The St. Louis Board of Aldermen on Friday gave final approval to help fund construction of a riverfront football stadium to keep the Rams in town. The bill passed by a 17-10 vote, two more than the 15 votes needed for passage.
The move brings more intrigue to the NFL Owners' Meetings in Houston in January, where league owners are expected to vote between competing Los Angeles stadium proposals, deciding which of three teams get to move.
The NFL is expected to approve at least one move, to fatten the profits of a $9 billion business by returning to the United States' second-largest television market, after a 20-year absence.
In January this year, Rams owner Stan Kroenke said he would move the team to Inglewood, Calif., to a $2 billion privately financed stadium.
Four days later, Dave Peacock and Bob Blitz, co-chairmen of Gov. Jay Nixon's St. Louis Stadium Taskforce, announced plans for an outdoor stadium on the Mississippi riverfront, with a price tag of more than $1 billion. Their plan called for public and private money, with the city contributing about $150 million by extending the bonds used to build the Rams current home, the Edward Jones Dome.
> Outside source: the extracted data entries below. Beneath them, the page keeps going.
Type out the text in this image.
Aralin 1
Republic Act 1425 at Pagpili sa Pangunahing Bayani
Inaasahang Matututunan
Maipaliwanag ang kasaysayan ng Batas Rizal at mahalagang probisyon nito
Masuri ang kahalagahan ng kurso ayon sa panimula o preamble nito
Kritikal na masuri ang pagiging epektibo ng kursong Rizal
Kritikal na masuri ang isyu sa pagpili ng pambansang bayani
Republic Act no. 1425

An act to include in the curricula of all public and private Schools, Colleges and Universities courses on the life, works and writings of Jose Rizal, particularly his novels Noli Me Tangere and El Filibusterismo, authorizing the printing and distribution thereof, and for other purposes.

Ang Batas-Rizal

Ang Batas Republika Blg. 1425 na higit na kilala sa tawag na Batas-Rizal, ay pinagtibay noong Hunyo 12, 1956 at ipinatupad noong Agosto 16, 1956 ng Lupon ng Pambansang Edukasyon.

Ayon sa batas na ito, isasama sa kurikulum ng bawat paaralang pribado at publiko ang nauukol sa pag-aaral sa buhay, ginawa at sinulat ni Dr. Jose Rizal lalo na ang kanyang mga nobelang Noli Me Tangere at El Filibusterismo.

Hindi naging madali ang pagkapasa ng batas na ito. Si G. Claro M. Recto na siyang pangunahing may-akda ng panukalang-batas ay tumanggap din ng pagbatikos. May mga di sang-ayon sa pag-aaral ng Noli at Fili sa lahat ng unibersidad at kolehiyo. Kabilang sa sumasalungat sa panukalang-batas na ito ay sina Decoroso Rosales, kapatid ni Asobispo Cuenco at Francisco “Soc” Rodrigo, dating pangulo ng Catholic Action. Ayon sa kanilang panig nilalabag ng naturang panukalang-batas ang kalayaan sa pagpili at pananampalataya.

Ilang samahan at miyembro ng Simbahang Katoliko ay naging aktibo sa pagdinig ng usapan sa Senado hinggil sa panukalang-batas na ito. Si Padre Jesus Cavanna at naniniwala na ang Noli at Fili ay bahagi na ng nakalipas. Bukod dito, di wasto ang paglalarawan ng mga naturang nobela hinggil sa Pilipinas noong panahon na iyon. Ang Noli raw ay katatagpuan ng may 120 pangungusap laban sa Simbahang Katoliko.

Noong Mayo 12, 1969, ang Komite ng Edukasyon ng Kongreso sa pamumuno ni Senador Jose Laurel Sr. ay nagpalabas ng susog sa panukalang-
In February, Chargers owner Dean Spanos and Raiders owner Mark Davis announced a joint partnership in Carson, Calif., between Los Angeles and Long Beach. The teams would share the stadium and divide the construction costs in the privately financed stadium.
Since the NFL has made it clear that it wants no more than two teams in Los Angeles, the race to the entertainment capital of the world began.
St. Louis' issues began with the sweetheart deal that lured the Rams from Los Angeles in 1995. That deal included an ambiguous provision that the Edward Jones Dome had to remain in the top 25 percent of NFL stadiums or the Rams could go year-to-year on the lease after 2014. The ambiguity was what the top 25 percent meant - by revenue? By what measure?
In February 2013, a three-person arbitration panel ruled that the stadium had failed to meet that requirement - but also found that the Rams' proposal of $700 million in upgrades was not unreasonable.
After St. Louis balked at Kroenke's proposal, Kroenke, without any further publicly known negotiations with St. Louis, announced his Inglewood plans a year later.
Both the Chargers' and Raiders' attempts to work out a deal with their cities stretch back 15 years. California has said it will not provide public money to fund stadiums for privately owned sports teams, and the state's ever-changing political landscape has complicated the teams' efforts.
Neither San Diego nor Oakland has offered a viable stadium plan for their own cities, and both of their home fields are considered to be worse than the Rams'.
Kroenke's plan appears to be more attractive to the NFL. It taps into the glitz of Hollywood, with a retail and entertainment showcase that could enter the league's regular Super Bowl rotation.